Political values and support for political policies are embedded in journalists’ reporting either implicitly or explicitly. It is clear that The Age is a more progressive than The Australian but there is no evidence in this study that The Age engages in censorship. Indeed it appears to be considerably more balanced than any News Ltd paper. All papers in this study strongly represented business sources and if any sources were shut out of the debate, it was civil society sources and scientists who supported the policy.

To be positive or negative towards a policy does not imply that a journalist loses impartiality, fairness or a critical approach. Columnists such as the News Ltd.’s Mike Steketee, Fairfax’s Ian Verrender and Peter Hartcher wrote a range of incisive pieces making critical points about both sides of the carbon policy debate. The SMH’s Lenore Taylor held Abbott’s policy and the claims of industry up to scrutiny more consistently than nearly all other journalists.

Just twenty years ago, a Parliamentary Select Inquiry investigated the Australian print media and found that while the media was highly concentrated and this had an impact on diversity, the Inquiry could find no evidence that the media, in particular News Ltd was biased.
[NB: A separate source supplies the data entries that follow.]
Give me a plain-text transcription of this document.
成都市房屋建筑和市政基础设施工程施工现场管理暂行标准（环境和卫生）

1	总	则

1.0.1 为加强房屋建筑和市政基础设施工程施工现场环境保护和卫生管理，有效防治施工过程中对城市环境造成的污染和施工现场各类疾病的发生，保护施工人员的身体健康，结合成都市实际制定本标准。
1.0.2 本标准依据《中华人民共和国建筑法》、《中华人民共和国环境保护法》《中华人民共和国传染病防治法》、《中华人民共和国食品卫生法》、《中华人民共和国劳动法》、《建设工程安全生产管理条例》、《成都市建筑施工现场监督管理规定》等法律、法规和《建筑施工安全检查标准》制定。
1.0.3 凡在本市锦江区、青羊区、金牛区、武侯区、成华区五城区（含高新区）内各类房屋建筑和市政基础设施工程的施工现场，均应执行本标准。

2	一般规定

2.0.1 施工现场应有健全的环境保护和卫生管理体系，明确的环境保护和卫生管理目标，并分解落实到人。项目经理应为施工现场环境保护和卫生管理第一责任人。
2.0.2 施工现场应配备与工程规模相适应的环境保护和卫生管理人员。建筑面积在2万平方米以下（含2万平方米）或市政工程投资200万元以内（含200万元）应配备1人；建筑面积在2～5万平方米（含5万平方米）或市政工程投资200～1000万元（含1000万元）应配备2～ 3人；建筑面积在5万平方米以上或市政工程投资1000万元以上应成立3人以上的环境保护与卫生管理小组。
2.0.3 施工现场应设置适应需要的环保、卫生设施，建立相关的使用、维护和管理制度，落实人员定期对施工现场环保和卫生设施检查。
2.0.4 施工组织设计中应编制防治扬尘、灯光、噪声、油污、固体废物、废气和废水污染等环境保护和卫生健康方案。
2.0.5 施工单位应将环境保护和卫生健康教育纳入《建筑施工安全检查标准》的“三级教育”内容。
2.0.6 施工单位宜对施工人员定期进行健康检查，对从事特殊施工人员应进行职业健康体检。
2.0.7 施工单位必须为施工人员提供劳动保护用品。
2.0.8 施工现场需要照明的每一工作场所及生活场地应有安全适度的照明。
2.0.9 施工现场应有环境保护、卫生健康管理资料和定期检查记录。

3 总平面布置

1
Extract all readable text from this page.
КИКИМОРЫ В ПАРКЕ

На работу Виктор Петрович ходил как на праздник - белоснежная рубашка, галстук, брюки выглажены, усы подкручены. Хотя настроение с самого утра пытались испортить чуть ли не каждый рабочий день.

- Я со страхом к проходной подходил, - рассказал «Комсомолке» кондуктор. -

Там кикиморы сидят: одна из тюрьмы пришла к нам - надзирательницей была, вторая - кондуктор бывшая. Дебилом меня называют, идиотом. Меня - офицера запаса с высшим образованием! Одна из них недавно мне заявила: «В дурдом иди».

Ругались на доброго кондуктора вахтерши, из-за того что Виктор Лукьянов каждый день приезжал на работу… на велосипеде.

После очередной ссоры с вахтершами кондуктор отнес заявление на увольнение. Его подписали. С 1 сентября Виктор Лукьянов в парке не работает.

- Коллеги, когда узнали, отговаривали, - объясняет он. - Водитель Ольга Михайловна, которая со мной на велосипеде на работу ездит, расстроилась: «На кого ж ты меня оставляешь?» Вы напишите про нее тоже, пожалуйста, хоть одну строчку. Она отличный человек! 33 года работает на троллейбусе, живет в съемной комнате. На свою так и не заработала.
Yes, this report has established that the reporting of climate change in sections of the Australian media has been far from impartial, fair or balanced. Is it in the public interest for a media organisation that dominates the market to ‘campaign’ as The Daily Telegraph and The Herald Sun have done, on an issue which a huge majority of the world's scientists have found threatens the lives of millions? In what circumstances does a lack of diversity and balance, represent a threat to democracy?

Evidence in this report suggests that many Australians did not receive fair, accurate and impartial reporting in the public interest in relation to the carbon policy in 2011. This suggests that rather an open and competitive market that can be trusted to deliver quality media, we may have a case of market failure.


* The Australian Centre for Independent Journalism’s research work on climate change is part of the Global Environmental Initiative (GEJI), a partnership of nine tertiary institutions in Australia and Europe working on research and teaching about the environment and media.